Y en otra parte Jesús exclama: “Mientras estoy en el mundo, soy la Luz del mundo” (Jn 9,5).

El Señor ha hecho de sus discípulos luz para este mundo, para que den testimonio de Él, que es la verdadera luz. Cooperando con el Espíritu Santo, los discípulos de Jesús son la estrella de Belén, que ha de alumbrar a los hombres por doquier, señalándoles el camino hacia el Mesías. ¡La Iglesia está llamada a ser aquella “ciudad situada en el monte” y la levadura que fermente la masa de este mundo (cf. Mt 13,33)!
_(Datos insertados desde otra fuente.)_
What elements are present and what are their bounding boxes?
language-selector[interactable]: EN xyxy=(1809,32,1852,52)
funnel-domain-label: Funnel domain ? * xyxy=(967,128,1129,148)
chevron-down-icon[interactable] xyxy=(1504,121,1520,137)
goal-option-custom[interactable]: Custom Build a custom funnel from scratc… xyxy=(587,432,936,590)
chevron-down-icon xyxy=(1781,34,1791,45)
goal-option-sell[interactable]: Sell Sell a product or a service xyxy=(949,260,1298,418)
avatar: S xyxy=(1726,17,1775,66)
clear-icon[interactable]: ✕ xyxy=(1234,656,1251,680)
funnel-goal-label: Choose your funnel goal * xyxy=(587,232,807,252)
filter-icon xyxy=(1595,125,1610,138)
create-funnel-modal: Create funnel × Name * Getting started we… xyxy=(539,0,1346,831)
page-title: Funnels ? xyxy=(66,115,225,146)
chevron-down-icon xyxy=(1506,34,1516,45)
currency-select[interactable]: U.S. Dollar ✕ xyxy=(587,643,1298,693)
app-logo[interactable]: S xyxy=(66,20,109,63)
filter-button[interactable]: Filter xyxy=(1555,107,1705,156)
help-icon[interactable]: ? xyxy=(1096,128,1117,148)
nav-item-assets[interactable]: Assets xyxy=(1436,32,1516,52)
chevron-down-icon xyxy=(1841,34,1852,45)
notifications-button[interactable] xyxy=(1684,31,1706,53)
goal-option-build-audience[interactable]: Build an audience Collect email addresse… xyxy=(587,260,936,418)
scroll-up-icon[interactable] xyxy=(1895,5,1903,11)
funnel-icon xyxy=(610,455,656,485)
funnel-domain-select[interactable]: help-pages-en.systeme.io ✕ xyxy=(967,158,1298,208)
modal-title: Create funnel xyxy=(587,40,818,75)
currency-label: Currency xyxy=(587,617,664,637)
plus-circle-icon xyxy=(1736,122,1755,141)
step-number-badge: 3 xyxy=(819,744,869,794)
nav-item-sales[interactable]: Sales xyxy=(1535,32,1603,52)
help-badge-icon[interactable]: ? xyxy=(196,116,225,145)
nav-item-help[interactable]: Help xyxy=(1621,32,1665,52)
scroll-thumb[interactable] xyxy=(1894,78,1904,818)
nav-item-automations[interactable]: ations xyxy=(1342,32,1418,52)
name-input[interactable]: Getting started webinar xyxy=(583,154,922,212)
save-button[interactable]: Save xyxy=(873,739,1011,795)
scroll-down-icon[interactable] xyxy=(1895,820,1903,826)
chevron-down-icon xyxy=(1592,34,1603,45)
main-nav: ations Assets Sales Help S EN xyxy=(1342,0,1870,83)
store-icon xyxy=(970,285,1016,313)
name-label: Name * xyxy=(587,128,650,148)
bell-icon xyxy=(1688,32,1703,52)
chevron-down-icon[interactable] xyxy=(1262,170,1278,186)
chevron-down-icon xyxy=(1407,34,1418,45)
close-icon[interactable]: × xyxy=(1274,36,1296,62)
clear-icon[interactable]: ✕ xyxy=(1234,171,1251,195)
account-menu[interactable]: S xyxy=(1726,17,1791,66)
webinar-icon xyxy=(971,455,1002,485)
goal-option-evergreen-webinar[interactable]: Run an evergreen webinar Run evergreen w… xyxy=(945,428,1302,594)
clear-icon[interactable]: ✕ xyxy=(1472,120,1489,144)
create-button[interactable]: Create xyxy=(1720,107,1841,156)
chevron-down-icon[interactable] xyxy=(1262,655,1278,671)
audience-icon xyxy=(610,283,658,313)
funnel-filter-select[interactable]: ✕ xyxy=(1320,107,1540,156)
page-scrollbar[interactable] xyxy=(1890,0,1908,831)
No obstante, los poderosos de este mundo pretenden una y otra vez callar el testimonio de la Iglesia, queriendo impedir, con astucias y aun asesinatos, que los hombres rindan honor al Rey que ha nacido, Aquél que ejerce su dominio de forma tan distinta a ellos.

A este rey, que es tan distinto a los reyes de este mundo, han de asemejarse sus discípulos, si quieren seguir siendo luz.
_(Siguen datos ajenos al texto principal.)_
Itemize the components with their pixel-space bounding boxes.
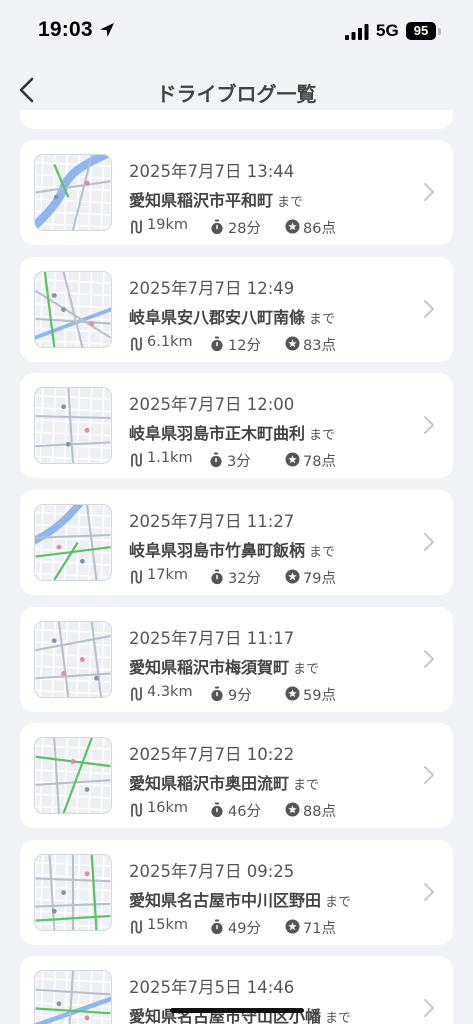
trip-score: 83点	[303, 338, 336, 354]
trip-destination: 岐阜県羽島市正木町曲利	[129, 424, 306, 443]
trip-card[interactable]: 2025年7月7日 11:17 愛知県稲沢市梅須賀町 まで 4.3km 9分 59点	[20, 607, 453, 712]
trip-distance: 6.1km	[147, 334, 193, 350]
trip-destination: 愛知県稲沢市平和町	[129, 191, 274, 210]
trip-date: 2025年7月7日 11:17	[129, 629, 295, 648]
battery-level: 95	[406, 22, 436, 40]
trip-destination-line: 愛知県名古屋市守山区小幡 まで	[129, 1003, 351, 1024]
trip-destination-line: 愛知県稲沢市梅須賀町 まで	[129, 654, 319, 678]
route-map-thumbnail	[34, 154, 112, 231]
route-map-thumbnail	[34, 970, 112, 1024]
trip-destination-line: 愛知県稲沢市奥田流町 まで	[129, 770, 319, 794]
chevron-right-icon	[424, 883, 434, 901]
trip-distance: 15km	[147, 917, 188, 933]
trip-destination: 愛知県稲沢市梅須賀町	[129, 658, 290, 677]
battery-tip	[438, 28, 441, 35]
status-bar: 19:03 5G 95	[0, 0, 473, 60]
trip-distance: 16km	[147, 800, 188, 816]
drive-log-list[interactable]: 2025年7月7日 13:44 愛知県稲沢市平和町 まで 19km 28分 86点 2025…	[0, 0, 473, 1024]
navigation-bar: ドライブログ一覧	[0, 62, 473, 122]
route-map-thumbnail	[34, 387, 112, 464]
trip-duration: 12分	[228, 338, 261, 354]
destination-suffix: まで	[309, 545, 336, 560]
trip-score: 71点	[303, 921, 336, 937]
trip-card[interactable]: 2025年7月7日 09:25 愛知県名古屋市中川区野田 まで 15km 49分 71点	[20, 840, 453, 945]
destination-suffix: まで	[293, 662, 320, 677]
chevron-right-icon	[424, 999, 434, 1017]
trip-card[interactable]: 2025年7月7日 12:00 岐阜県羽島市正木町曲利 まで 1.1km 3分 78点	[20, 373, 453, 478]
trip-destination-line: 岐阜県羽島市竹鼻町飯柄 まで	[129, 537, 335, 561]
destination-suffix: まで	[293, 778, 320, 793]
trip-duration: 32分	[228, 571, 261, 587]
trip-distance: 19km	[147, 217, 188, 233]
network-type: 5G	[376, 21, 399, 40]
location-arrow-icon	[100, 23, 114, 37]
trip-date: 2025年7月7日 09:25	[129, 862, 295, 881]
chevron-right-icon	[424, 650, 434, 668]
trip-duration: 28分	[228, 221, 261, 237]
trip-duration: 3分	[227, 454, 251, 470]
trip-card[interactable]: 2025年7月7日 13:44 愛知県稲沢市平和町 まで 19km 28分 86点	[20, 140, 453, 245]
trip-card[interactable]: 2025年7月7日 11:27 岐阜県羽島市竹鼻町飯柄 まで 17km 32分 79点	[20, 490, 453, 595]
trip-duration: 9分	[228, 688, 252, 704]
page-title: ドライブログ一覧	[156, 82, 317, 106]
trip-destination: 愛知県稲沢市奥田流町	[129, 774, 290, 793]
trip-score: 88点	[303, 804, 336, 820]
cellular-signal-icon	[345, 24, 369, 40]
trip-date: 2025年7月7日 11:27	[129, 512, 295, 531]
destination-suffix: まで	[309, 312, 336, 327]
trip-duration: 49分	[228, 921, 261, 937]
chevron-right-icon	[424, 533, 434, 551]
trip-card[interactable]: 2025年7月7日 12:49 岐阜県安八郡安八町南條 まで 6.1km 12分 83点	[20, 257, 453, 362]
destination-suffix: まで	[309, 428, 336, 443]
trip-score: 79点	[303, 571, 336, 587]
route-map-thumbnail	[34, 271, 112, 348]
trip-card[interactable]: 2025年7月7日 10:22 愛知県稲沢市奥田流町 まで 16km 46分 88点	[20, 723, 453, 828]
trip-distance: 4.3km	[147, 684, 193, 700]
route-map-thumbnail	[34, 737, 112, 814]
route-map-thumbnail	[34, 504, 112, 581]
trip-destination: 岐阜県安八郡安八町南條	[129, 308, 306, 327]
chevron-right-icon	[424, 300, 434, 318]
home-indicator	[170, 1008, 304, 1013]
trip-duration: 46分	[228, 804, 261, 820]
trip-date: 2025年7月7日 13:44	[129, 162, 295, 181]
trip-destination-line: 岐阜県安八郡安八町南條 まで	[129, 304, 335, 328]
chevron-right-icon	[424, 183, 434, 201]
chevron-right-icon	[424, 416, 434, 434]
trip-date: 2025年7月7日 12:49	[129, 279, 295, 298]
trip-destination-line: 愛知県稲沢市平和町 まで	[129, 187, 303, 211]
trip-destination-line: 愛知県名古屋市中川区野田 まで	[129, 887, 351, 911]
route-map-thumbnail	[34, 621, 112, 698]
route-map-thumbnail	[34, 854, 112, 931]
trip-date: 2025年7月7日 10:22	[129, 745, 295, 764]
chevron-right-icon	[424, 766, 434, 784]
trip-destination-line: 岐阜県羽島市正木町曲利 まで	[129, 420, 335, 444]
trip-date: 2025年7月5日 14:46	[129, 978, 295, 997]
trip-destination: 愛知県名古屋市中川区野田	[129, 891, 322, 910]
trip-score: 86点	[303, 221, 336, 237]
destination-suffix: まで	[277, 195, 304, 210]
destination-suffix: まで	[325, 1011, 352, 1024]
trip-score: 59点	[303, 688, 336, 704]
trip-score: 78点	[303, 454, 336, 470]
trip-date: 2025年7月7日 12:00	[129, 395, 295, 414]
trip-card[interactable]: 2025年7月5日 14:46 愛知県名古屋市守山区小幡 まで	[20, 956, 453, 1024]
status-time: 19:03	[38, 18, 93, 41]
trip-distance: 1.1km	[147, 450, 193, 466]
destination-suffix: まで	[325, 895, 352, 910]
trip-distance: 17km	[147, 567, 188, 583]
trip-destination: 岐阜県羽島市竹鼻町飯柄	[129, 541, 306, 560]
Por tanto, si la Iglesia quiere caminar en la luz de Dios, no puede venderse a sí misma ni dejarse corromper: nada de compromisos con el mundo, ningún recorte en la verdad, ningún coqueteo con ideología alguna, ninguna falsa conformidad con el espíritu del tiempo…

De lo contrario, ¿cómo encontrarán la luz aquellos que la buscan? Si la estrella de Belén pierde su resplandor, las personas se dejarán confundir por los espejismos de lo esotérico, del neo-paganismo, de un humanismo sin Dios; considerarán a las otras religiones como caminos de salvación o se contentarán con los bienes pasajeros, mientras que su alma permanecerá vacía. ¡Pero no reconocerán al Hijo de Dios!

Ser una estrella de Belén; ser luz para los que buscan… ¡Qué misión tan gloriosa! Esto exige de nuestra parte que la luz del Señor se acreciente día a día y que nosotros disminuyamos, como dice Juan Bautista (cf. Jn 3,30). Así, esta luz ya no alumbrará forzadamente, sino que derramará su esplendor con suavidad, impregnando todo nuestro ser y dando testimonio de Aquel de quien se puede decir, sin temor a equivocarse, que Él es “la luz verdadera que ilumina a todo hombre cuando viene a este mundo” (Jn 1,9).